The solo exhibition of Svetlana Mircheva, Ars Astra: Notes of the artist-astronaut, proposes an alternative cosmic mythology, one where the future is not a grand utopia, but an everyday reality we can seamlessly inhabit. The project draws on imagination as a tool for rethinking reality, channeling a childlike ability to translate the unknown into the familiar language of daily life.
The starting point is an absurd photo wallpaper depicting a launching space shuttle in the artist’s apartment building. This awkward, almost banal detail sparks a series of prints and graphic interpretations in which Mircheva appears both as observer and as protagonist. Through color inversions, the shuttle takes on an almost iconographic presence reminiscent of the Space Race era, while the human figure introduces a sense of play that carries through the rest of the works - paintings, drawings, and video.

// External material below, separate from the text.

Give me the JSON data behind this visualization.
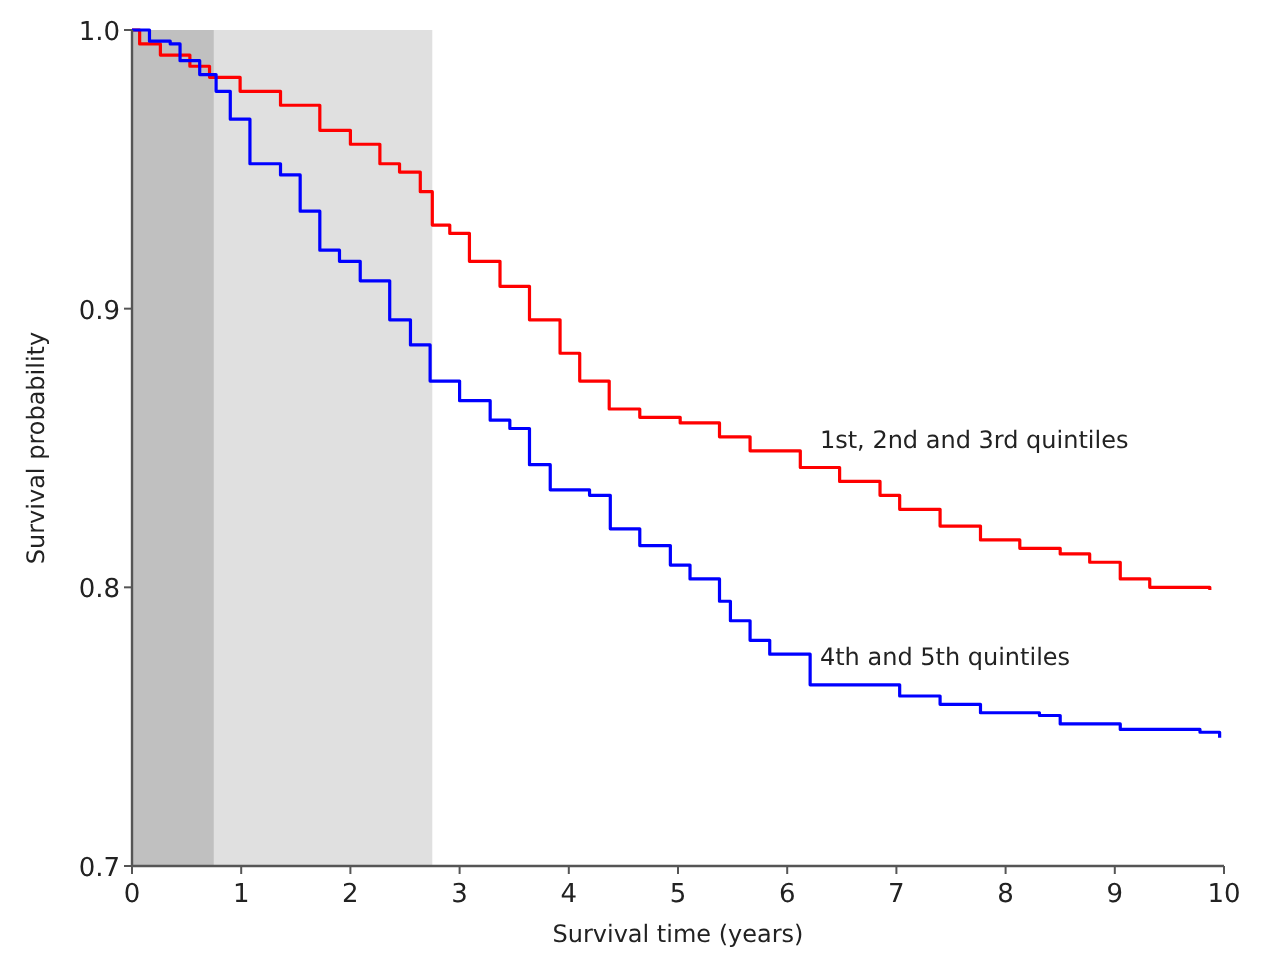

In Ars Astra: Notes of the artist-astronaut, space has lost its sense of the sacred, prompting us instead to ask how an artist might exist within it. This is an artist who no longer works in a studio, but in orbit.
Beneath this speculative lightness lie more pressing questions: what does it mean to create art when Earth is no longer the center of the universe? When identity is technologically multiplied? When moral, intellectual, and aesthetic frameworks are no longer shaped within the conditions of human civilization?